April 20, 2014: When It Feels Like the End

Posted on : Apr 17th, 2014 | By | Category: This Sunday's Service

A couple days ago I was looking for an Easter card to send to a longtime friend of mine.  His husband of 38 years died in January.  Every card I saw had the greeting, “Happy Easter!”

That isn’t an appropriate greeting for Don this year.  He’s not happy.  He’s in deep grief and feels like there is a huge hole in his heart.

What Don is feeling is probably more like what the women who went to the tomb and the other disciples felt on that first Easter morning.  To them, it felt like “the end.”  After sharing a love that was so authentic and real, so alive and vibrant, that just being around Jesus brought them into the presence of God, to have lost all that through the violent act of capital punishment to one who was innocent, was more than they could bear.

The men were terrified to be seen anywhere around Jesus, so they didn’t go to the tomb.  The women were bolder, so they went.  Mary came to the tomb to anoint the body of Jesus which was part of the burial tradition of her time.  She went to the tomb stricken by grief, yet willing to do the one last thing she could for the one she loved – prepare his body for burial.  To her, it must have felt like the end.

In the last weeks we’ve experienced these same feelings from those who have lost loved ones all across our world.  The families of those onboard Malaysian Flight 370; the families whose loved ones were buried alive in the mud slide in Oso, Washington; the families from our own city who lost their kids and loved ones in the bus accident on their way to a college orientation weekend, and the families who lost loved ones in the ferry boat accident in South Korea.  In each of these accidents, many felt like it was the end.  The end of their lives.  The end of their loved ones lives.  The end of life, at least as they knew it.
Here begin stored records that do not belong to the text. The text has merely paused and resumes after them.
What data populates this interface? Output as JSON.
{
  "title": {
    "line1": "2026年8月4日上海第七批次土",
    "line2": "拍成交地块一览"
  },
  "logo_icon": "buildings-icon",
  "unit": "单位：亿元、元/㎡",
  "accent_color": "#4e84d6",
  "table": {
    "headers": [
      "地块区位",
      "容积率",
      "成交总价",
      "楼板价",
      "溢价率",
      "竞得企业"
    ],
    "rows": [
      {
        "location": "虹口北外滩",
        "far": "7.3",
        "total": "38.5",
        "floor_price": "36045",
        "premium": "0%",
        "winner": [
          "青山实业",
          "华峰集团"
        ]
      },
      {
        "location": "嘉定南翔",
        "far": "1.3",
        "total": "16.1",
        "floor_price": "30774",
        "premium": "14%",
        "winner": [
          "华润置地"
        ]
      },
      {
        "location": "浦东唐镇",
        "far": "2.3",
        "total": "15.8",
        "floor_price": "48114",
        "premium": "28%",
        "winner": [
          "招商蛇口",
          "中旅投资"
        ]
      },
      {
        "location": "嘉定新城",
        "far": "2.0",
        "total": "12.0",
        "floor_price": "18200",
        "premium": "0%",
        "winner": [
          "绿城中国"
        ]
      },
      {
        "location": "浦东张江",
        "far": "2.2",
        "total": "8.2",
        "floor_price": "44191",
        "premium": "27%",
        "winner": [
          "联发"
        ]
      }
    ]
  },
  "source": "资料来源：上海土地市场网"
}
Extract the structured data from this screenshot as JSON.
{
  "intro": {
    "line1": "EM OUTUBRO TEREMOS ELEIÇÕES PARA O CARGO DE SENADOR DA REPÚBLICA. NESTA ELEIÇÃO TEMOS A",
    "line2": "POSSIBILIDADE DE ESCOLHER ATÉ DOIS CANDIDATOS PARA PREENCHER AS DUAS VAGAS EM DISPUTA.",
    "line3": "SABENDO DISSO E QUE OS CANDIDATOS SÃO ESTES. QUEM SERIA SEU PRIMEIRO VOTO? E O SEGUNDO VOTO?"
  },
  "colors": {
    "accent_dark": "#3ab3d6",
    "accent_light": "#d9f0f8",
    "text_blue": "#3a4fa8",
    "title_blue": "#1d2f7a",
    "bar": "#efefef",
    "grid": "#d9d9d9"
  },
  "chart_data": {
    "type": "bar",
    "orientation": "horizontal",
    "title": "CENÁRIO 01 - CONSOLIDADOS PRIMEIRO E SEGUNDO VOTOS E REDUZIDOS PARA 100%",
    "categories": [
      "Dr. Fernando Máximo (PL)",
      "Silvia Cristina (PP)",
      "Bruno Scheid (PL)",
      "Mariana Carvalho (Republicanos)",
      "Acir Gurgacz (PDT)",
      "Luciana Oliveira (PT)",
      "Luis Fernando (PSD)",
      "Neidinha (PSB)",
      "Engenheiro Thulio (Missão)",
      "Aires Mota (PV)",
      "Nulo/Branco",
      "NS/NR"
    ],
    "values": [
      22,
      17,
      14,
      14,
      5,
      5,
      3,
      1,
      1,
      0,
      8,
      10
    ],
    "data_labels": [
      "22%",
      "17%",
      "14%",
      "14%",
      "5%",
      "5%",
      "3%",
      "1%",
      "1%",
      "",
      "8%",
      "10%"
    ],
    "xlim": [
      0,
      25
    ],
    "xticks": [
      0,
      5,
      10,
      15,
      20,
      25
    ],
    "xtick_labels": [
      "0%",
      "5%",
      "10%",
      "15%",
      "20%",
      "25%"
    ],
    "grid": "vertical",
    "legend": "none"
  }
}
This feeling of “the end” is a universal feeling.

And yet, we know it is not the end.  There comes a time when happy memories overcome memories of loss.  There comes a time when joy replaces grief.  There comes a time when we realize that God has not brought us to the end, but rather offers us a new beginning.

I believe the reason the Easter story still holds so much meaning today, is because it is real.  It is God’s way of telling us over and over again, that our lives never end.  We keep being raised up over and over again until that final experience when we are offered the greatest new beginning imaginable, eternal life in God’s loving-presence with the Risen Christ.

Easter Blessings to You and those you love,



~ This Sunday’s Scripture ~

John 20: 1-18

The risen Christ appears to Mary Magdalene.

Now, on the first day of the week Mary Magdalene came to the tomb early, while it was still dark, and saw that the stone had been taken away from the tomb.  So she ran, and went to Simon Peter and the other disciple, the one whom Jesus loved, and said to them, “They have taken the body of Jesus out of the tomb, and we do not know where they have laid him.”

Peter then came out with the other disciple, and they went toward the tomb.  They both ran, but the other disciple outran Peter, reached the tomb first, and stooping to look in, saw the linen cloths lying there, but did not go in.

Then Simon Peter came, following after, and went into the tomb; Peter saw the linen cloths lying, and the napkin, which had been on Jesus’ head, not lying with the linen cloths but rolled up in a place by itself.  Then the other disciple, who reached the tomb first, also went in, and saw and believed; for as yet they did not know the scripture, that Jesus must rise from the dead. Then the disciples went back to their homes.

But Mary stood weeping outside the tomb, and as she wept she stooped to look into the tomb; and she saw two angels in white, sitting where the body of Jesus had lain, one at the head and one at the feet.  The angels said to her, “Woman, why are you weeping?”  She said to them, “Because they have taken away my Jesus, and I do not know where they have laid him.”  Saying this, she turned around and saw Jesus standing, but she did not know it was Jesus.  Jesus said to her, “Woman, why are you weeping? Whom do you seek?”  Supposing Jesus to be the gardener, she answered, “Sir, if you have carried Jesus away, tell me where you have laid him, and I will take him away.”  Jesus said to her, “Mary.”  She turned and responded in Hebrew, “Rabboni!” (which means Teacher).  Jesus said to her, “Do not hold me, for I have not yet ascended to God; but go to my friends and say to them, I am ascending to my God and your God.”  Mary Magdalene went and said to the disciples, “I have seen the Christ”; and she told them that Jesus had said these things to her.